On August 14, several hundred coal miners joined Mitt Romney at the Century Mine near Bealsville, Ohio, to cheer the Republican nominee as he denounced a “war on coal” by the Obama administration. Two weeks later, an official of the company that owns the mine, Murray Energy Corp. (which has given more than $900,000 to Republican candidates in the last two years, far more than any other coal company) admitted that the miners were not all there by choice. “Attendance at the Romney event was mandatory,” Rob Moore, the chief financial officer of Murray Energy told radio host David Blomquist. Mandatory, but unpaid. Because the mine was closed for the Romney event, miners lost a day of pay. Is this legal? Is this right? Interestingly, just a few days after the rally, the F.E.C. decided a case involving an employer in Hawaii that required its employees to campaign, on their own time, for Democratic congressional candidate Colleen Hanabusa. (The employer happened to be a union, but the case had to do with its staff, not its members.) In what might seem like a reversal of partisanship, the Commission’s three Democrats supported the general counsel’s judgment that such coercion violated the Federal Election Campaign Act, which forbids employers from coercing workers to contribute to a campaign. But its three Republicans argued that because the work was part of an independent effort by the union, and didn’t involve contributions to the campaign itself, the law didn’t apply: A union or corporation’s “independent use of its paid workforce to campaign for a federal candidate post-Citizen’s United was not contemplated by Congress and, consequently, is not prohibited by either the Act or Commission regulation.” Without a majority on the Commission, it was unable to act.

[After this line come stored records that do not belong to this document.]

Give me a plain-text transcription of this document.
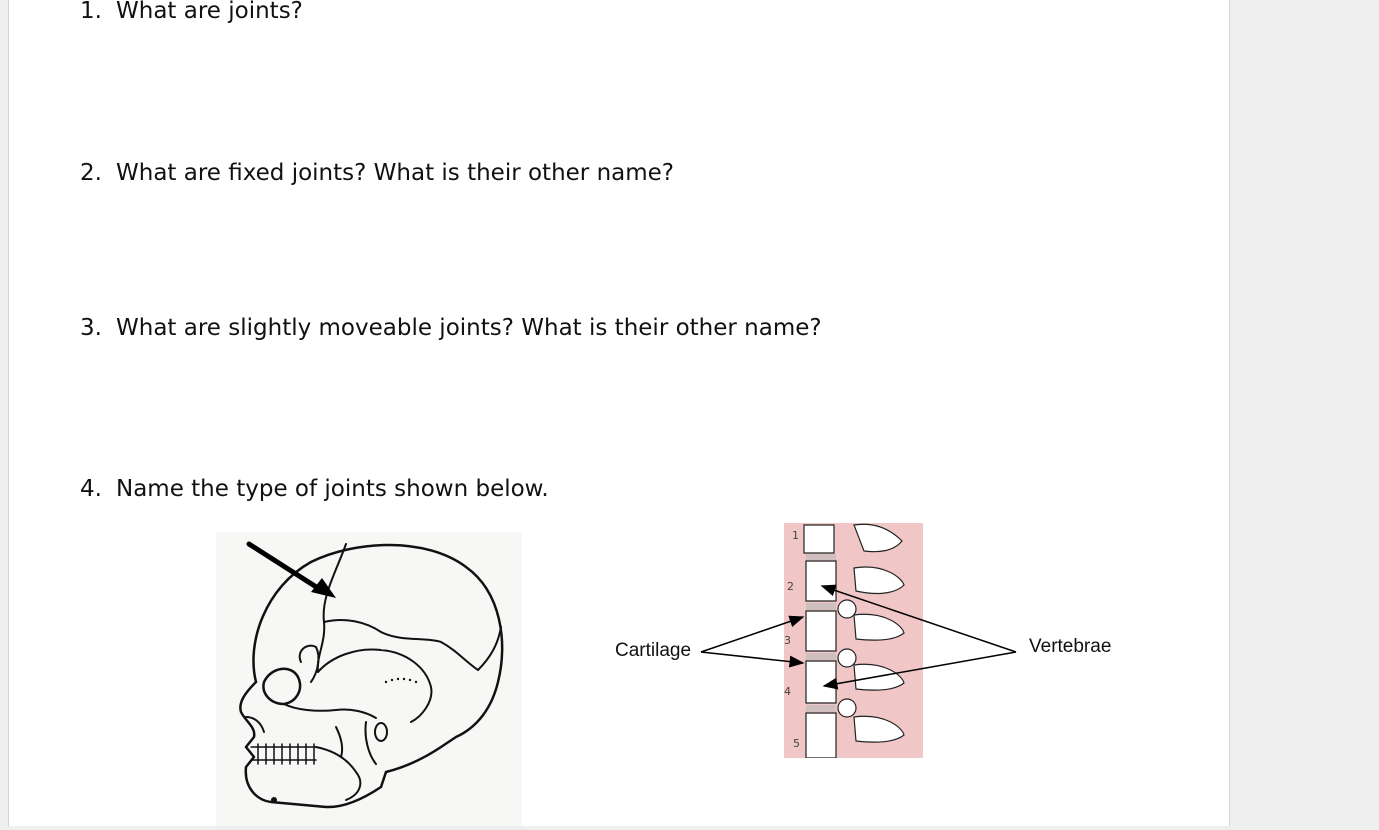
1. What are joints?
2. What are fixed joints? What is their other name?
3. What are slightly moveable joints? What is their other name?
4. Name the type of joints shown below.
1
2
3
4
5
Cartilage	Vertebrae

In the view of the three Republicans on the FEC, then, Citizen’s United means not only that a corporation or union can deploy money in an independent effort to affect the outcome of an election (including money that rightfully belongs to its shareholders), but that it can deploy any other resources it controls—including its employees’ time, both on and off the clock.

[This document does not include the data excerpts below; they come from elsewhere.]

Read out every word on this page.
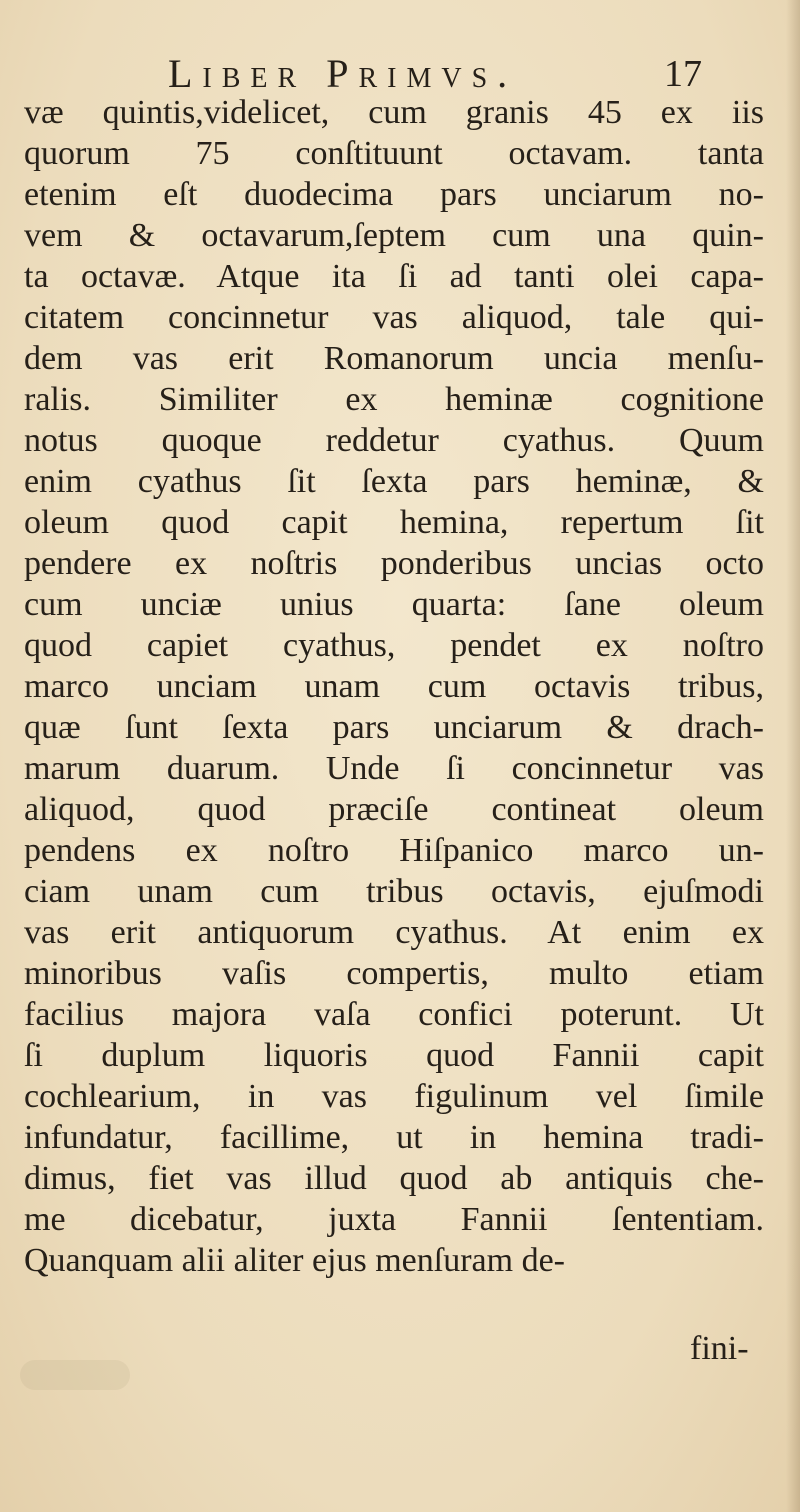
Liber Primvs.	17
væ quintis,videlicet, cum granis 45 ex iis
quorum 75 conſtituunt octavam. tanta
etenim eſt duodecima pars unciarum no-
vem & octavarum,ſeptem cum una quin-
ta octavæ. Atque ita ſi ad tanti olei capa-
citatem concinnetur vas aliquod, tale qui-
dem vas erit Romanorum uncia menſu-
ralis. Similiter ex heminæ cognitione
notus quoque reddetur cyathus. Quum
enim cyathus ſit ſexta pars heminæ, &
oleum quod capit hemina, repertum ſit
pendere ex noſtris ponderibus uncias octo
cum unciæ unius quarta: ſane oleum
quod capiet cyathus, pendet ex noſtro
marco unciam unam cum octavis tribus,
quæ ſunt ſexta pars unciarum & drach-
marum duarum. Unde ſi concinnetur vas
aliquod, quod præciſe contineat oleum
pendens ex noſtro Hiſpanico marco un-
ciam unam cum tribus octavis, ejuſmodi
vas erit antiquorum cyathus. At enim ex
minoribus vaſis compertis, multo etiam
facilius majora vaſa confici poterunt. Ut
ſi duplum liquoris quod Fannii capit
cochlearium, in vas figulinum vel ſimile
infundatur, facillime, ut in hemina tradi-
dimus, fiet vas illud quod ab antiquis che-
me dicebatur, juxta Fannii ſententiam.
Quanquam alii aliter ejus menſuram de-
fini-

Consider that the next time you hear an opponent of campaign finance laws describe the issue as a choice between “freedom” and regulation. In this vision of the world, the unlimited freedom of corporations means that your own rights as a citizen—to participate, or decline to participate, in the political process on your own terms—are surrendered. As the scholar Corey Robin has argued, the greatest threats to our individual liberties come not from anything the federal or state government does, but from these constraints large and small imposed by private-sector employers on their employees. (I emphasize private-sector, because it would be plainly illegal for any public agency to require non-political employees to participate in campaign activities, under state and federal civil service laws, and the same is true of non-profit charities, under tax law.)